Tri Atmoko (TA) sebagai pemberi dari pihak swasta/kuasa joint operation (JO) China Road and Bridge Corporation (CRBC), PT Wijaya Karya (WIKA), dan PT Pembangunan Perumahan (PP).
Asep Guntur Rahayu selaku Direktur Penyidikan KPK mengatakan bahwa JO antara CRBC, PT WIKA, dan PT PP sebagai pelaksana pembangunan Jalan Tol Solo-Kertosono terdaftar sebagai salah satu wajib pajak di KPP Pratama Pare.
“Sekitar Januari 2017, JO CRBC-PT WIKA-PT PP mengajukan adanya restitusi pajak (pengembalian atas kelebihan pembayaran) untuk tahun 2016 ke KPP Pare,” ujar Asep, Jumat (5/8/2022).
Dikatakan pula bahwa AR ditunjuk sebagai salah satu dari tim pemeriksa dengan posisi supervisor untuk melakukan pemeriksaan restitusi pajak dari JO CRBC-PT WIKA-PT PP dalam rangka menguji kepatuhan pemenuhan kewajiban perpajakan. Berikutnya, sekitar Agustus 2017, KPP Pratama Pare menerbitkan surat pemberitahuan pada JO CRBC-PT WIKA-PT PP untuk diperiksa lapangan oleh tim pemeriksa pajak.
“Merespons surat pemberitahuan tersebut, Wen Yuegang selaku Chairman Board of Management JO CRBC-PT WIKA-PT PP menunjuk TA sebagai kuasa untuk mengurus restitusi pajak JO CRBC-PT WIKA-PT PP di KPP Pare,” ujar Asep.
KPK mengungkap dari keseluruhan restitusi pajak senilai Rp13,2 miliar yang diajukan, diduga ada inisiatif TA untuk memberikan sejumlah uang pada AR dan tim agar pengajuan restitusi dapat disetujui. “AR kemudian menyetujui keinginan TA dengan kesepakatan imbalan berupa permintaan fee10 persen atau setidaknya Rp 1 miliar,” ujar Asep.
Terkait dengan pemberian uang, AR kemudian memperkenalkan SHR selaku orang kepercayaannya kepada TA. AR kemudian meminta TA agar nantinya penyerahan uang melalui perantaraan SHR dan tempat penyerahan di Jakarta.
“Selanjutnya sekitar Mei 2018, TA menghubungi AR untuk membicarakan kelanjutan penyerahan uang dengan dengan istilah ‘apelnya kroak’.Dari total permintaan Rp 1 miliar oleh AR, TA baru bisa menyanggupi senilai Rp 895 juta,” ungkap Asep.

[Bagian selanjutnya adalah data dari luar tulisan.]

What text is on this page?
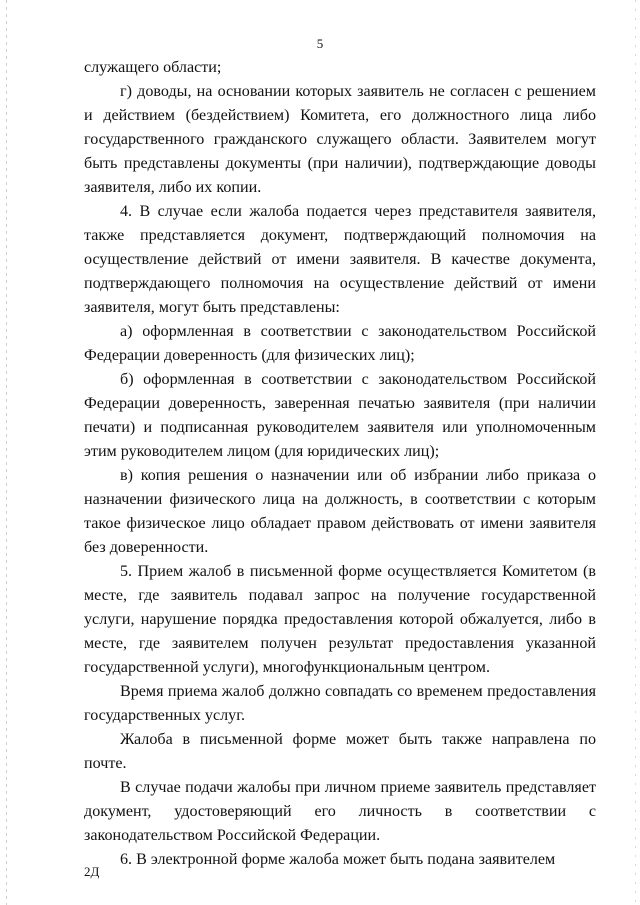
5

служащего области;

г) доводы, на основании которых заявитель не согласен с решением и действием (бездействием) Комитета, его должностного лица либо государственного гражданского служащего области. Заявителем могут быть представлены документы (при наличии), подтверждающие доводы заявителя, либо их копии.

4. В случае если жалоба подается через представителя заявителя, также представляется документ, подтверждающий полномочия на осуществление действий от имени заявителя. В качестве документа, подтверждающего полномочия на осуществление действий от имени заявителя, могут быть представлены:

а) оформленная в соответствии с законодательством Российской Федерации доверенность (для физических лиц);

б) оформленная в соответствии с законодательством Российской Федерации доверенность, заверенная печатью заявителя (при наличии печати) и подписанная руководителем заявителя или уполномоченным этим руководителем лицом (для юридических лиц);

в) копия решения о назначении или об избрании либо приказа о назначении физического лица на должность, в соответствии с которым такое физическое лицо обладает правом действовать от имени заявителя без доверенности.

5. Прием жалоб в письменной форме осуществляется Комитетом (в месте, где заявитель подавал запрос на получение государственной услуги, нарушение порядка предоставления которой обжалуется, либо в месте, где заявителем получен результат предоставления указанной государственной услуги), многофункциональным центром.

Время приема жалоб должно совпадать со временем предоставления государственных услуг.

Жалоба в письменной форме может быть также направлена по почте.

В случае подачи жалобы при личном приеме заявитель представляет документ, удостоверяющий его личность в соответствии с законодательством Российской Федерации.

6. В электронной форме жалоба может быть подана заявителем

2Д
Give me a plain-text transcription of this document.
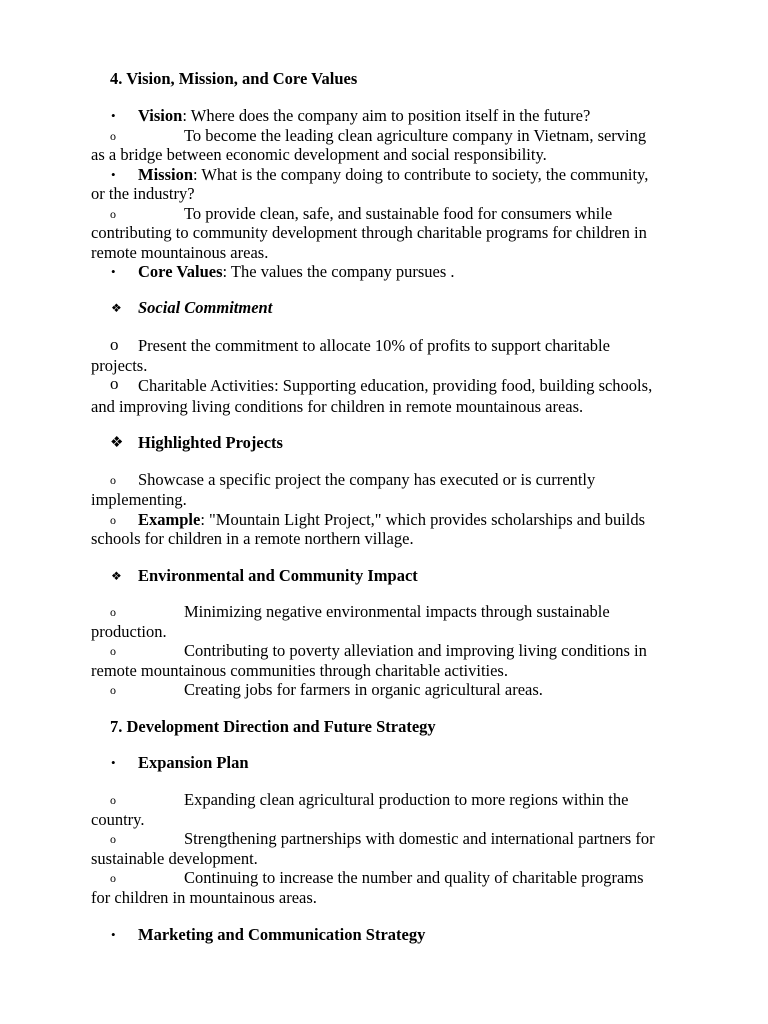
4. Vision, Mission, and Core Values
• Vision: Where does the company aim to position itself in the future?
o	To become the leading clean agriculture company in Vietnam, serving
as a bridge between economic development and social responsibility.
• Mission: What is the company doing to contribute to society, the community,
or the industry?
o	To provide clean, safe, and sustainable food for consumers while
contributing to community development through charitable programs for children in
remote mountainous areas.
• Core Values: The values the company pursues .
❖ Social Commitment
o Present the commitment to allocate 10% of profits to support charitable
projects.
o Charitable Activities: Supporting education, providing food, building schools,
and improving living conditions for children in remote mountainous areas.
❖ Highlighted Projects
o Showcase a specific project the company has executed or is currently
implementing.
o Example: "Mountain Light Project," which provides scholarships and builds
schools for children in a remote northern village.
❖ Environmental and Community Impact
o	Minimizing negative environmental impacts through sustainable
production.
o	Contributing to poverty alleviation and improving living conditions in
remote mountainous communities through charitable activities.
o	Creating jobs for farmers in organic agricultural areas.
7. Development Direction and Future Strategy
• Expansion Plan
o	Expanding clean agricultural production to more regions within the
country.
o	Strengthening partnerships with domestic and international partners for
sustainable development.
o	Continuing to increase the number and quality of charitable programs
for children in mountainous areas.
• Marketing and Communication Strategy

Ia mengatakan, bahwa AR sempat meminta dan mengarahkan TA agar penyerahan uang Rp 895 juta melalui SHR di Kantor Pusat Ditjen Pajak, Jakarta. “Namun, kemudian berpindah ke salah satu tepi jalan yang berdekatan dengan kantor aparat penegak hukum di wilayah Blok M, Jakarta Selatan dan uang tersebut kemudian diterima AR melalui SHR,” ujarnya.
Tersangka AR dan SHR sebagai penerima disangkakan melanggar Pasal 12 huruf a atau huruf b atau Pasal 11 Undang-Undang Nomor 31 Tahun 1999 tentang Pemberantasan Tindak Pidana Korupsi sebagaimana telah diubah dengan Undang-Undang Nomor 20 Tahun 2001. Sementara itu, tersangka TA sebagai pemberi disangkakan melanggar Pasal 5 ayat (1) huruf a atau b atau Pasal 13 Undang-Undang Nomor 31 Tahun 1999 tentang Pemberantasan Tindak Pidana Korupsi sebagaimana telah diubah dengan Undang-Undang Nomor 20 Tahun 2001 juncto Pasal 55 ayat (1) ke-1 KUHP.